Refletindo sobre isso, Chen Yun parou na entrada da vila Huangjia. Observou ao redor. Havia surpreendentemente poucas pessoas, apenas alguns idosos sentados em banquinhos, tomando sol. Não era estranho que, como em tantas aldeias, os jovens tivessem partido em busca de oportunidades maiores.

A vila Huangjia, entretanto, não era mais um vilarejo isolado. Já nos anos 2000, a eletricidade e a água haviam chegado ali. Nos últimos anos, com o programa de combate à pobreza, a estrada e a internet também foram estendidas até o sopé da montanha.
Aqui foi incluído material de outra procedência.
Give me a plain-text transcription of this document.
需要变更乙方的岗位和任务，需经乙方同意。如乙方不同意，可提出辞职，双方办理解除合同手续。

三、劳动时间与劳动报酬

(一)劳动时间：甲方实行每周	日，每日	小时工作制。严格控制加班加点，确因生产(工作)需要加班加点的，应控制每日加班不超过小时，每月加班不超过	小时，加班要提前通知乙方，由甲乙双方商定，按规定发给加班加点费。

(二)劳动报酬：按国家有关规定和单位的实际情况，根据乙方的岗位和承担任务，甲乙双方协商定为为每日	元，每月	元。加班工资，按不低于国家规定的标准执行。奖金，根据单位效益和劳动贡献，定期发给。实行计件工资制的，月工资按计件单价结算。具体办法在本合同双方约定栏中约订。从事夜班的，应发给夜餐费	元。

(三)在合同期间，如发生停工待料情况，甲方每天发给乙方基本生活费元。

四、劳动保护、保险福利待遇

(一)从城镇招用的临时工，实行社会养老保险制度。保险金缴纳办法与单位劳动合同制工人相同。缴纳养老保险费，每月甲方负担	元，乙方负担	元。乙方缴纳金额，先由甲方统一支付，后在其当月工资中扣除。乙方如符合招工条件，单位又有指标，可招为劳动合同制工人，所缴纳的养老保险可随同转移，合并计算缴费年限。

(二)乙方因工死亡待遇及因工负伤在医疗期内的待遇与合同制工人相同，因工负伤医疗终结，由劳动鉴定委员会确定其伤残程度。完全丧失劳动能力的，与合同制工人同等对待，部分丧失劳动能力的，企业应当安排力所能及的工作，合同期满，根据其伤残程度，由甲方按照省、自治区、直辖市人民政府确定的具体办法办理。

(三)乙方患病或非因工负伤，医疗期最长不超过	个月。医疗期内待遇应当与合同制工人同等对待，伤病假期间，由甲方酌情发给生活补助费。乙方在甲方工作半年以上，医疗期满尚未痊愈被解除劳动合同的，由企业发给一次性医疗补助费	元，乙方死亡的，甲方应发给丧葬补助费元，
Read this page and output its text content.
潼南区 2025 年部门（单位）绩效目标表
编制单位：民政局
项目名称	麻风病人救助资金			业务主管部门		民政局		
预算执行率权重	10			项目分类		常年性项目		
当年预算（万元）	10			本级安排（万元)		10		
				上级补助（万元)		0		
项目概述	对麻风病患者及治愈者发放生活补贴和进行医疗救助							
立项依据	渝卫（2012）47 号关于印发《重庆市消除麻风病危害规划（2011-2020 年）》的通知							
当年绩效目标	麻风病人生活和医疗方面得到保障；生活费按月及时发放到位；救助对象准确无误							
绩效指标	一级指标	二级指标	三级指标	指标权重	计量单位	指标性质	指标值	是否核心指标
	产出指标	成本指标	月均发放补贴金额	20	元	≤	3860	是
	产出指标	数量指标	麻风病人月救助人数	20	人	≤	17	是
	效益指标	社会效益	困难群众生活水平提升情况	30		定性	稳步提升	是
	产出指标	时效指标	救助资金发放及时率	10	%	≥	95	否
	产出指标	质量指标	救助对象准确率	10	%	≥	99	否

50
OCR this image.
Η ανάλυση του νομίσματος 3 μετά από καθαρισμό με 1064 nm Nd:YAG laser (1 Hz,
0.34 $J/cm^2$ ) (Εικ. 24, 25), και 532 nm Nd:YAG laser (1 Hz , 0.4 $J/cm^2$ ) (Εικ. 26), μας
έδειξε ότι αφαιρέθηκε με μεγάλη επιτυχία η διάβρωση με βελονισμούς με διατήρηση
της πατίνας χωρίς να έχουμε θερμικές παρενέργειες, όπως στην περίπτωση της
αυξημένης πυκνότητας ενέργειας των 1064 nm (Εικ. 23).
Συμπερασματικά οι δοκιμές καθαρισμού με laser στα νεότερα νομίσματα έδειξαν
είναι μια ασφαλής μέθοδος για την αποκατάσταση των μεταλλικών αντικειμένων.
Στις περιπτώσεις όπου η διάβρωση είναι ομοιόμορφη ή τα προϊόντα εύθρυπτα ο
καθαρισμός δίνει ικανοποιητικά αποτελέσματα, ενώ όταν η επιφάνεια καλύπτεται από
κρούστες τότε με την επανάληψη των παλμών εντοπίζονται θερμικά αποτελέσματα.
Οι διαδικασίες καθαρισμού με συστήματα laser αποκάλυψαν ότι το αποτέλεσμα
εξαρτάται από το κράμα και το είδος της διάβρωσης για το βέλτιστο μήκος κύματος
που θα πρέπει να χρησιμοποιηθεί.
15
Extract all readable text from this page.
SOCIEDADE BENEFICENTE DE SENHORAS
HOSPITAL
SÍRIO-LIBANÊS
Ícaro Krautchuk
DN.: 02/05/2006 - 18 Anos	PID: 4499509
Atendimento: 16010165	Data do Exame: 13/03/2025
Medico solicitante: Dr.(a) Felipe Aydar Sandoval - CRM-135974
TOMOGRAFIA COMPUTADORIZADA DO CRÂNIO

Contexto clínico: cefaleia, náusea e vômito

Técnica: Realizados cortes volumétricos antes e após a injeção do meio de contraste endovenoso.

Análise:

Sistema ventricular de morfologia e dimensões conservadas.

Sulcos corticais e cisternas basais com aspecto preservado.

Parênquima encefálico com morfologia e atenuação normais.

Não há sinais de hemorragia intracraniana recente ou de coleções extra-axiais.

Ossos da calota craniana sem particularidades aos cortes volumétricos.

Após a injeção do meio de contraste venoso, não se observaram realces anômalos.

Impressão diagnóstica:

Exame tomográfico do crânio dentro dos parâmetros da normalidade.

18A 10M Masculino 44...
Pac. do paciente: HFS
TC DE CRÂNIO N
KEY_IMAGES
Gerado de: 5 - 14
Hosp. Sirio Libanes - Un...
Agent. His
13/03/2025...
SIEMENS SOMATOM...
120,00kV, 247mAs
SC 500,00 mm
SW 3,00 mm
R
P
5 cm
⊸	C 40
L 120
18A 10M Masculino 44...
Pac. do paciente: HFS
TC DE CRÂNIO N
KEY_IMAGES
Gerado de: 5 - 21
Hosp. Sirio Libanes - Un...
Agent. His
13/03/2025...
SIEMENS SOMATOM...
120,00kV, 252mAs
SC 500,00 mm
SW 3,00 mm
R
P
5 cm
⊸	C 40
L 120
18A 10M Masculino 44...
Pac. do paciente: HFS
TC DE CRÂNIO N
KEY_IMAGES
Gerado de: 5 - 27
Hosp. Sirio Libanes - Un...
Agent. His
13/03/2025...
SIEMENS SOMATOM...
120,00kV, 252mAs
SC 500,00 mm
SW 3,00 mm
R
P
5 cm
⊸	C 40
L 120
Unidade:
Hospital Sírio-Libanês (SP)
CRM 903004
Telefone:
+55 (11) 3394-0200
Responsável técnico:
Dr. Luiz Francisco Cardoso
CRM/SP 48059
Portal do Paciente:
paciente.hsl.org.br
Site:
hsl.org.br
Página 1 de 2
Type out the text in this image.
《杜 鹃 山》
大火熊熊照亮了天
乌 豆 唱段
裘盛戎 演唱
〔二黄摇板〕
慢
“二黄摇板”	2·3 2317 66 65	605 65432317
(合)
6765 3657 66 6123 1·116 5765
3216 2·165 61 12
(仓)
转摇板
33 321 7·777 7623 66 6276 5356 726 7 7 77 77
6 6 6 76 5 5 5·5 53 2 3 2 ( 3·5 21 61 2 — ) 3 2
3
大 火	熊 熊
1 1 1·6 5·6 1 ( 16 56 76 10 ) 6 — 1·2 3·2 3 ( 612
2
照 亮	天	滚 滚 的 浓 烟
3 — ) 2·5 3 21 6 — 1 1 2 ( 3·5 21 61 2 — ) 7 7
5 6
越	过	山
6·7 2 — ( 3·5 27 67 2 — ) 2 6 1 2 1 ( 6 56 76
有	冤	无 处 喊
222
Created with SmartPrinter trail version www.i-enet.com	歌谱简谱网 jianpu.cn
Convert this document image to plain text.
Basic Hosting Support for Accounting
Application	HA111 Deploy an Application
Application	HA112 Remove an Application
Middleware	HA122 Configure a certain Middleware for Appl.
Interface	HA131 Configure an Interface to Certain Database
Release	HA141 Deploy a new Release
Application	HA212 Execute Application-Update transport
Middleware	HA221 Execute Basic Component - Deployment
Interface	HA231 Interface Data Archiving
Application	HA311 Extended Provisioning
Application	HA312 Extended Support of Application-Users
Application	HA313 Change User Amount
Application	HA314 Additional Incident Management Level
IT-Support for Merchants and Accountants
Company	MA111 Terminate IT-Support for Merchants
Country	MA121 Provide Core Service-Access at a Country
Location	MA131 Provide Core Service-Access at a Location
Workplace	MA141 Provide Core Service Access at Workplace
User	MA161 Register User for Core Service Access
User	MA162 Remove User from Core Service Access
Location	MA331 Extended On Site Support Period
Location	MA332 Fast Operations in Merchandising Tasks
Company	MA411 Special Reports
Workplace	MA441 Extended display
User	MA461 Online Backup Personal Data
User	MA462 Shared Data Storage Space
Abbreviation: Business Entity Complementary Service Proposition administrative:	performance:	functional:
A vila não era mais pobre nem remota como antes.

Ainda assim, parecia impossível reverter a tendência dos tempos: os jovens sempre buscam os brilhos e neon das grandes cidades. Sair da aldeia em busca de mais dinheiro tornou-se quase um instinto coletivo.

Comparado a essas pessoas, Chen Yun sentia-se particularmente diferente. Para ele, a vida urbana era como uma fortaleza: quem está dentro quer sair, quem está fora quer entrar.

Perdido em pensamentos, com uma ponta de melancolia, Chen Yun decidiu não entrar na vila Huangjia. Em vez disso, seguiu diretamente pelo sopé mais ao norte, subindo rumo à montanha.